Silicon-supported alkylsiloxane layers were prepared by reaction of alkylmethyldichlorosilanes and alkyltrichlorosilanes with silicon wafers under two conditions: (1) in the vapor phase and (2) in toluene in the presence of ethyldiisopropylamine. Covalent attachment of di- and trichlorosilanes to the surface of silicon/silicon oxide through Si-S-O-Si bonds occurs for the amine-catalyzed reactions. This sets apart this reaction from the self-assembly process that occurs in the reaction between certain trichlorosilanes and hydrated silica with no amine present. The thickness of the layers formed from dichloro- and trichlorosilanes las assessed by ellipsometry) is on the order of the single molecule sizes and increases gradually with alkyl chain length. The thickness values are considerably smaller (by a factor of similar to 0.75) than the length of the fully stretched alkyl chain, which argues for disordered structures of the monolayers. Dynamic advancing and receding contact angles for water, methylene iodide, and hexadecane argue for interaction between the probe fluids and accessible silanol groups (Si-OH) on the surface. Water contact angles increase with alkyl chain length and level at theta(A)/theta(R) = similar to 103 degrees/similar to 90 degrees for relatively long alkyl chains (similar to C-6 and longer), indicating that these surfaces project disordered methyl and methylene groups toward the probe fluid. n-Hexadecane and methylene iodide contact angles show moro complex behavior, which is discussed in the paper. The vapor-phase reaction of di- and trichlorosilanes with silicon wafers yields surfaces that depend dramatically on the alkyl chain of the silane. Alkylsilanes with short and medium chains form polymeric grafted layers with thicknesses ranging from a few nanometers for dichlorosilanes up to tens of nanometers for trichlorosilanes.

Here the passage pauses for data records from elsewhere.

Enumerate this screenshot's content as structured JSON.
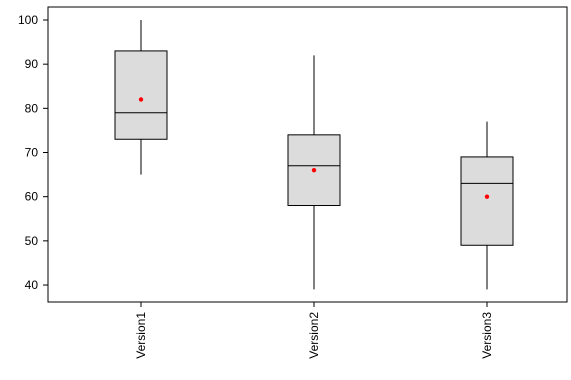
{
  "chart_data": {
    "type": "box",
    "categories": [
      "Version1",
      "Version2",
      "Version3"
    ],
    "y_ticks": [
      "100",
      "90",
      "80",
      "70",
      "60",
      "50",
      "40"
    ],
    "ylim": [
      36,
      104
    ],
    "grid": false,
    "boxes": [
      {
        "name": "Version1",
        "min": 65,
        "q1": 73,
        "median": 79,
        "q3": 93,
        "max": 100,
        "mean": 82
      },
      {
        "name": "Version2",
        "min": 39,
        "q1": 58,
        "median": 67,
        "q3": 74,
        "max": 92,
        "mean": 66
      },
      {
        "name": "Version3",
        "min": 39,
        "q1": 49,
        "median": 63,
        "q3": 69,
        "max": 77,
        "mean": 60
      }
    ],
    "colors": {
      "box_fill": "#dcdcdc",
      "mean_marker": "#ff0000",
      "line": "#000000"
    }
  }
}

We suggest a mechanism that involves polycondensation of chlorosilanes into 3-D alkylsiloxanes in the presence of adsorbed water. Dynamic advancing and receding contact angles of water, methylene iodide, and hexadecane on these surfaces are consistently higher than for surfaces prepared in the liquid phase. Alkylsilanes with long alkyl moieties yield approximately monomolecular layers that exhibit wettabilities similar to those for surfaces prepared in the liquid phase.